In recent years, with the rapid development of stem cell technology, its powerful advantages in high-speed proliferation, low immunogenicity, multidirectional differentiation, immunosuppression, and tissue repair have been widely used.
Because stem cells have the unique characteristics of immunosuppression, anti-inflammatory, anti-fibrosis and promoting angiogenesis, especially in inhibiting the occurrence and development of inflammation, it provides a new method for the intervention of male prostate cancer.
Traditional methods of intervention in prostate cancer have certain limitations
In recent years, the incidence of prostate cancer has gradually increased, and it has become the most common malignant tumor in men. As the main treatment for radical prostatectomy, complications such as urinary incontinence often occur after surgery, which seriously affects the quality of life of patients.
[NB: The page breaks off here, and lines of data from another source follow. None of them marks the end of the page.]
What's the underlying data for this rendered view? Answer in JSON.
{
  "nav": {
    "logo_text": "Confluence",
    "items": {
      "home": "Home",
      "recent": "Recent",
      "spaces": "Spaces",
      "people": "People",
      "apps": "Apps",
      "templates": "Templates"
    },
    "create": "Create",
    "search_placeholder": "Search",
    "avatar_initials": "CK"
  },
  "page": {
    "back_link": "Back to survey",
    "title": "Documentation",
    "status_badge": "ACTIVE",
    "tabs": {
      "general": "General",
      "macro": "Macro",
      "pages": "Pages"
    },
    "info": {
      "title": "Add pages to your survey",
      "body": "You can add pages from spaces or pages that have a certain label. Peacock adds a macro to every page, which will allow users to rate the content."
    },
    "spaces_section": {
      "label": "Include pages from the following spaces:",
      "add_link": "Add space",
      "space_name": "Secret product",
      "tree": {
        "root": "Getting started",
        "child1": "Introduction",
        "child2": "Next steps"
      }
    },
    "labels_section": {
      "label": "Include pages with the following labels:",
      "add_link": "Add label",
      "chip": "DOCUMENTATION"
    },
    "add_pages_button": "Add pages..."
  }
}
Based on the severity of postoperative urinary incontinence and the patient’s independent choice, there are now a variety of treatment methods, including drug therapy, surgical intervention (various types of mid-urethral suspension, filler therapy), and cell therapy. All these treatment methods have certain limitations, so stem cell transplantation, as an alternative treatment method, has become a recent research focus.
Regeneration and repair of stem cells on urethral tissue
A number of studies have confirmed that the neurally differentiated adipose stem cells can exhibit good glial properties and participate in nerve regeneration. Injection of adipose stem cells around the urethra can not only increase the resistance of the urethra, but these adipose stem cells can differentiate into smooth muscle cells and increase the contractility of the urethra.
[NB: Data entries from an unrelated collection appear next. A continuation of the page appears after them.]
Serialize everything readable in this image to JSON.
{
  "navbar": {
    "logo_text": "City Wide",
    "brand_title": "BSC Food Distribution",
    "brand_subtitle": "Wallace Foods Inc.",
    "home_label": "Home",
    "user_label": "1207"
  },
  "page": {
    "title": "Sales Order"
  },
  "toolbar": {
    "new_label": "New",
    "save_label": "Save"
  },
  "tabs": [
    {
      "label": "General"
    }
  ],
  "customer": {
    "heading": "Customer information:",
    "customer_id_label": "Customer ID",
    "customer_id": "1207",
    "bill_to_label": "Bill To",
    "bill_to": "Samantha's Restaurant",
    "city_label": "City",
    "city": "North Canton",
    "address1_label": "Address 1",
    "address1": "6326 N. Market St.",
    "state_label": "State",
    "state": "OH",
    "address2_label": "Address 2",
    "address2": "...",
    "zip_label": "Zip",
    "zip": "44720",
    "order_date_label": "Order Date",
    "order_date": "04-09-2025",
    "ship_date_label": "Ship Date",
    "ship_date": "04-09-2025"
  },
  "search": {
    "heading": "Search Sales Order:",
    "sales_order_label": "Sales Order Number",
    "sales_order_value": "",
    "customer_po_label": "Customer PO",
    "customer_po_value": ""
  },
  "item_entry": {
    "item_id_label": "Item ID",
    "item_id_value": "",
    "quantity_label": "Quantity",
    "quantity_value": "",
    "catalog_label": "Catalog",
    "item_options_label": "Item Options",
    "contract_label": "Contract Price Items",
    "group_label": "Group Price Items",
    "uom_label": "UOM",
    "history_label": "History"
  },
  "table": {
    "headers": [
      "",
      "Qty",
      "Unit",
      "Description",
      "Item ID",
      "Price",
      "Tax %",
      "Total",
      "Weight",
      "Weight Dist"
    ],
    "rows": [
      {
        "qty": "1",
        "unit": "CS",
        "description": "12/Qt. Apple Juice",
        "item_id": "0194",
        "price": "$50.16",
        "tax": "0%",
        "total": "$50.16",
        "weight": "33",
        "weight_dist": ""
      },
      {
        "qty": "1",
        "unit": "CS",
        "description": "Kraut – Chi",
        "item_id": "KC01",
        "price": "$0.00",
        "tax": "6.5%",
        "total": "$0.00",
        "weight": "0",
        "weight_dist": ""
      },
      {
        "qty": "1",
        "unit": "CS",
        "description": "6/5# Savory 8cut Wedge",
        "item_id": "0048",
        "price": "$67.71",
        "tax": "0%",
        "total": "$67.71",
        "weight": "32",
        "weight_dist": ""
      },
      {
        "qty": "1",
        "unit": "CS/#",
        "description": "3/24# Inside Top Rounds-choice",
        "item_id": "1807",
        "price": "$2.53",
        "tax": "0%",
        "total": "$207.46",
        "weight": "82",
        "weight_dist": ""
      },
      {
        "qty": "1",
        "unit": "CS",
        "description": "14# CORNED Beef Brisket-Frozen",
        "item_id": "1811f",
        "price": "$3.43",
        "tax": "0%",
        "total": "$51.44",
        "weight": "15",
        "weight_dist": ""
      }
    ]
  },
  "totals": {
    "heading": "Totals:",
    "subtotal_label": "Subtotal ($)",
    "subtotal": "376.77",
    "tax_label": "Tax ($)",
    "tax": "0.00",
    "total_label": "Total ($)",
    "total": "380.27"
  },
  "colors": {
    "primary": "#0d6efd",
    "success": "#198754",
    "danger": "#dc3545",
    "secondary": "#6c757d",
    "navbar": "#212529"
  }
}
The preliminary clinical experience of transurethral injection of autologous adipose-derived stem cells in the treatment of urinary incontinence after radical prostatectomy was summarized, and its safety and efficacy were evaluated.
The scientific research team performed stem cell transplantation on 6 patients with complications of urinary incontinence after radical prostatectomy. Under general anesthesia, liposuction was used to obtain 50 mL of autologous adipose tissue, and after cell processing by Celution (developed by Cytori Therapeutics) system, autologous adipose stem cells were obtained.
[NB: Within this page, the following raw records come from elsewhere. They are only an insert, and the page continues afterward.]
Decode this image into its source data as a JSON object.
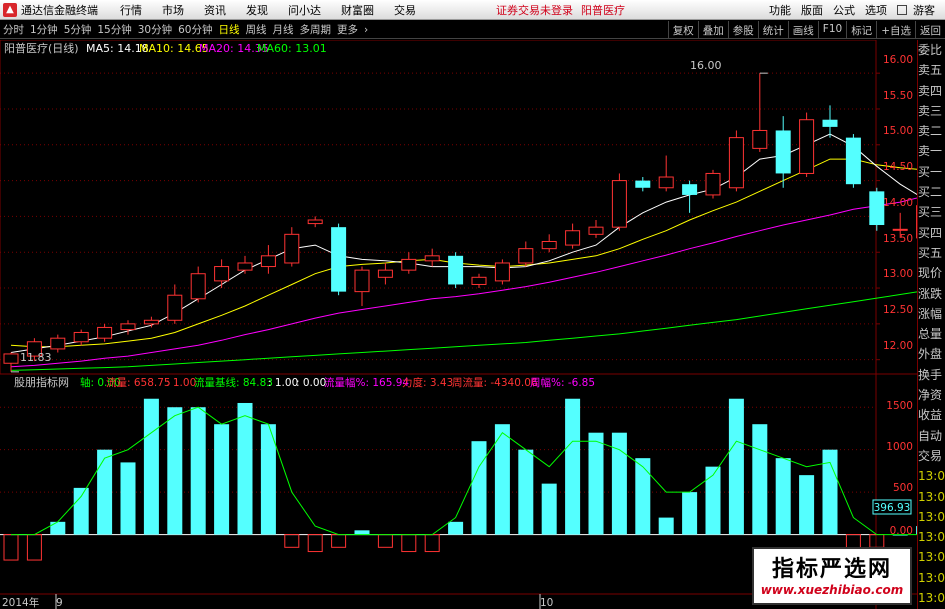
{
  "menubar": {
    "app_title": "通达信金融终端",
    "menus": [
      "行情",
      "市场",
      "资讯",
      "发现",
      "问小达",
      "财富圈",
      "交易"
    ],
    "notice": "证券交易未登录",
    "stock_name": "阳普医疗",
    "right_menus": [
      "功能",
      "版面",
      "公式",
      "选项"
    ],
    "guest": "游客"
  },
  "toolbar": {
    "periods": [
      "分时",
      "1分钟",
      "5分钟",
      "15分钟",
      "30分钟",
      "60分钟",
      "日线",
      "周线",
      "月线",
      "多周期",
      "更多"
    ],
    "active_period": "日线",
    "right_buttons": [
      "复权",
      "叠加",
      "参股",
      "统计",
      "画线",
      "F10",
      "标记",
      "+自选",
      "返回"
    ]
  },
  "main_chart": {
    "title": "阳普医疗(日线)",
    "ma_legend": [
      {
        "label": "MA5: 14.18",
        "color": "#ffffff"
      },
      {
        "label": "MA10: 14.65",
        "color": "#ffff00"
      },
      {
        "label": "MA20: 14.35",
        "color": "#ff00ff"
      },
      {
        "label": "MA60: 13.01",
        "color": "#00ff00"
      }
    ],
    "high_label": "16.00",
    "low_label": "11.83",
    "y_ticks": [
      "16.00",
      "15.50",
      "15.00",
      "14.50",
      "14.00",
      "13.50",
      "13.00",
      "12.50",
      "12.00"
    ]
  },
  "sub_chart": {
    "title": "股朋指标网",
    "legend": [
      {
        "label": "轴: 0.00",
        "color": "#00ff00"
      },
      {
        "label": "流量: 658.75",
        "color": "#ff3333"
      },
      {
        "label": ": 1.00",
        "color": "#ff3333"
      },
      {
        "label": "流量基线: 84.83",
        "color": "#00ff00"
      },
      {
        "label": ": 1.00",
        "color": "#ffffff"
      },
      {
        "label": ": 0.00",
        "color": "#ffffff"
      },
      {
        "label": "流量幅%: 165.94",
        "color": "#ff00ff"
      },
      {
        "label": "力度: 3.43",
        "color": "#ff3333"
      },
      {
        "label": "周流量: -4340.06",
        "color": "#ff3333"
      },
      {
        "label": "周幅%: -6.85",
        "color": "#ff00ff"
      }
    ],
    "y_ticks": [
      "1500",
      "1000",
      "500",
      "0.00"
    ],
    "current_value": "396.93"
  },
  "x_axis": {
    "labels": [
      "2014年",
      "9",
      "10"
    ]
  },
  "right_panel": {
    "labels": [
      "委比",
      "卖五",
      "卖四",
      "卖三",
      "卖二",
      "卖一",
      "买一",
      "买二",
      "买三",
      "买四",
      "买五",
      "现价",
      "涨跌",
      "涨幅",
      "总量",
      "外盘",
      "换手",
      "净资",
      "收益",
      "自动",
      "交易",
      "13:0",
      "13:0",
      "13:0",
      "13:0",
      "13:0",
      "13:0",
      "13:0"
    ]
  },
  "watermark": {
    "title": "指标严选网",
    "url": "www.xuezhibiao.com"
  },
  "colors": {
    "up": "#ff3333",
    "down": "#54ffff",
    "grid": "#7a0000",
    "ma5": "#ffffff",
    "ma10": "#ffff00",
    "ma20": "#ff00ff",
    "ma60": "#00ff00"
  },
  "chart_data": {
    "type": "candlestick",
    "price_range": [
      11.8,
      16.1
    ],
    "candles": [
      {
        "o": 11.95,
        "c": 12.08,
        "h": 12.1,
        "l": 11.83
      },
      {
        "o": 12.05,
        "c": 12.25,
        "h": 12.3,
        "l": 11.98
      },
      {
        "o": 12.15,
        "c": 12.3,
        "h": 12.35,
        "l": 12.1
      },
      {
        "o": 12.25,
        "c": 12.38,
        "h": 12.42,
        "l": 12.2
      },
      {
        "o": 12.3,
        "c": 12.45,
        "h": 12.5,
        "l": 12.25
      },
      {
        "o": 12.42,
        "c": 12.5,
        "h": 12.55,
        "l": 12.35
      },
      {
        "o": 12.5,
        "c": 12.55,
        "h": 12.6,
        "l": 12.45
      },
      {
        "o": 12.55,
        "c": 12.9,
        "h": 13.05,
        "l": 12.5
      },
      {
        "o": 12.85,
        "c": 13.2,
        "h": 13.3,
        "l": 12.8
      },
      {
        "o": 13.1,
        "c": 13.3,
        "h": 13.4,
        "l": 13.0
      },
      {
        "o": 13.25,
        "c": 13.35,
        "h": 13.45,
        "l": 13.2
      },
      {
        "o": 13.3,
        "c": 13.45,
        "h": 13.6,
        "l": 13.2
      },
      {
        "o": 13.35,
        "c": 13.75,
        "h": 13.85,
        "l": 13.3
      },
      {
        "o": 13.9,
        "c": 13.95,
        "h": 14.0,
        "l": 13.85
      },
      {
        "o": 13.85,
        "c": 12.95,
        "h": 13.9,
        "l": 12.9
      },
      {
        "o": 12.95,
        "c": 13.25,
        "h": 13.3,
        "l": 12.75
      },
      {
        "o": 13.15,
        "c": 13.25,
        "h": 13.35,
        "l": 13.05
      },
      {
        "o": 13.25,
        "c": 13.4,
        "h": 13.5,
        "l": 13.2
      },
      {
        "o": 13.38,
        "c": 13.45,
        "h": 13.55,
        "l": 13.3
      },
      {
        "o": 13.45,
        "c": 13.05,
        "h": 13.5,
        "l": 13.0
      },
      {
        "o": 13.05,
        "c": 13.15,
        "h": 13.2,
        "l": 13.0
      },
      {
        "o": 13.1,
        "c": 13.35,
        "h": 13.4,
        "l": 13.05
      },
      {
        "o": 13.35,
        "c": 13.55,
        "h": 13.65,
        "l": 13.3
      },
      {
        "o": 13.55,
        "c": 13.65,
        "h": 13.75,
        "l": 13.5
      },
      {
        "o": 13.6,
        "c": 13.8,
        "h": 13.9,
        "l": 13.55
      },
      {
        "o": 13.75,
        "c": 13.85,
        "h": 13.95,
        "l": 13.7
      },
      {
        "o": 13.85,
        "c": 14.5,
        "h": 14.6,
        "l": 13.8
      },
      {
        "o": 14.5,
        "c": 14.4,
        "h": 14.55,
        "l": 14.35
      },
      {
        "o": 14.4,
        "c": 14.55,
        "h": 14.85,
        "l": 14.35
      },
      {
        "o": 14.45,
        "c": 14.3,
        "h": 14.5,
        "l": 14.05
      },
      {
        "o": 14.3,
        "c": 14.6,
        "h": 14.65,
        "l": 14.25
      },
      {
        "o": 14.4,
        "c": 15.1,
        "h": 15.2,
        "l": 14.35
      },
      {
        "o": 14.95,
        "c": 15.2,
        "h": 16.0,
        "l": 14.9
      },
      {
        "o": 15.2,
        "c": 14.6,
        "h": 15.4,
        "l": 14.4
      },
      {
        "o": 14.6,
        "c": 15.35,
        "h": 15.45,
        "l": 14.55
      },
      {
        "o": 15.35,
        "c": 15.25,
        "h": 15.55,
        "l": 15.1
      },
      {
        "o": 15.1,
        "c": 14.45,
        "h": 15.15,
        "l": 14.4
      },
      {
        "o": 14.35,
        "c": 13.88,
        "h": 14.4,
        "l": 13.8
      },
      {
        "o": 13.82,
        "c": 13.82,
        "h": 14.05,
        "l": 13.7
      },
      {
        "o": 13.7,
        "c": 14.15,
        "h": 14.2,
        "l": 13.45
      },
      {
        "o": 14.2,
        "c": 14.6,
        "h": 14.65,
        "l": 14.15
      }
    ],
    "ma5": [
      12.1,
      12.15,
      12.2,
      12.26,
      12.32,
      12.4,
      12.48,
      12.65,
      12.85,
      13.05,
      13.25,
      13.4,
      13.55,
      13.6,
      13.45,
      13.4,
      13.38,
      13.35,
      13.3,
      13.3,
      13.3,
      13.28,
      13.3,
      13.38,
      13.5,
      13.6,
      13.85,
      14.05,
      14.2,
      14.3,
      14.38,
      14.55,
      14.8,
      14.85,
      15.0,
      15.15,
      14.98,
      14.7,
      14.45,
      14.25,
      14.18
    ],
    "ma10": [
      12.2,
      12.18,
      12.18,
      12.2,
      12.22,
      12.26,
      12.3,
      12.38,
      12.5,
      12.62,
      12.75,
      12.9,
      13.05,
      13.2,
      13.3,
      13.33,
      13.35,
      13.38,
      13.4,
      13.35,
      13.32,
      13.3,
      13.32,
      13.35,
      13.4,
      13.45,
      13.55,
      13.68,
      13.8,
      13.95,
      14.08,
      14.2,
      14.35,
      14.5,
      14.65,
      14.8,
      14.8,
      14.72,
      14.68,
      14.65,
      14.65
    ],
    "ma20": [
      11.9,
      11.92,
      11.95,
      11.98,
      12.02,
      12.05,
      12.1,
      12.15,
      12.2,
      12.27,
      12.35,
      12.42,
      12.5,
      12.58,
      12.65,
      12.7,
      12.75,
      12.8,
      12.85,
      12.88,
      12.92,
      12.97,
      13.02,
      13.08,
      13.15,
      13.22,
      13.3,
      13.38,
      13.46,
      13.55,
      13.63,
      13.72,
      13.8,
      13.88,
      13.95,
      14.02,
      14.1,
      14.15,
      14.2,
      14.28,
      14.35
    ],
    "ma60": [
      11.85,
      11.86,
      11.87,
      11.88,
      11.89,
      11.9,
      11.92,
      11.94,
      11.96,
      11.98,
      12.0,
      12.02,
      12.04,
      12.06,
      12.08,
      12.1,
      12.12,
      12.14,
      12.16,
      12.18,
      12.2,
      12.22,
      12.24,
      12.27,
      12.3,
      12.33,
      12.36,
      12.4,
      12.44,
      12.48,
      12.52,
      12.56,
      12.61,
      12.66,
      12.71,
      12.76,
      12.81,
      12.86,
      12.91,
      12.96,
      13.01
    ],
    "flow_bars": [
      -300,
      -300,
      150,
      550,
      1000,
      850,
      1600,
      1500,
      1500,
      1300,
      1550,
      1300,
      -150,
      -200,
      -150,
      50,
      -150,
      -200,
      -200,
      150,
      1100,
      1300,
      1000,
      600,
      1600,
      1200,
      1200,
      900,
      200,
      500,
      800,
      1600,
      1300,
      900,
      700,
      1000,
      -300,
      -150,
      0,
      100,
      550
    ],
    "flow_baseline": [
      0,
      0,
      150,
      450,
      900,
      1000,
      1200,
      1400,
      1500,
      1300,
      1400,
      1300,
      500,
      100,
      0,
      0,
      0,
      0,
      0,
      200,
      800,
      1200,
      1000,
      800,
      1100,
      1100,
      1000,
      800,
      500,
      500,
      700,
      1100,
      1000,
      900,
      800,
      850,
      200,
      0,
      0,
      0,
      100
    ],
    "flow_range": [
      -700,
      1750
    ]
  }
}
The autologous adipose stem cell suspension and the corresponding mixture were injected into the submucosal area of the urethral membrane under the guidance of a cystoscope. Within 12 weeks after cell therapy, a 24-hour urine pad test, urinary incontinence quality questionnaire, urodynamics, and MRI were used to assess the structural and functional changes of the external urethral sphincter.
The 24-hour urinary pad test, the International Incontinence Questionnaire (ICIQ-SF) score, the maximum urethral closure pressure and the functional urethral length were all significantly improved in the 12th week after treatment. The average maximum urethral closure pressure was 4.312 from the pre-treatment The kPa rose to 6.223 kPa (12 weeks), and the length of the functional urethra increased from 6.1 mm to 8.3 mm (12 weeks). See table 1
Injection of autologous adipose stem cells through the urethra is a safe and feasible method to treat urinary incontinence after radical prostatectomy. This new treatment method is simple, minimally invasive and highly effective. However, larger-scale multicenter randomized controlled trials and long-term follow-up are still needed to further evaluate its effectiveness and safety.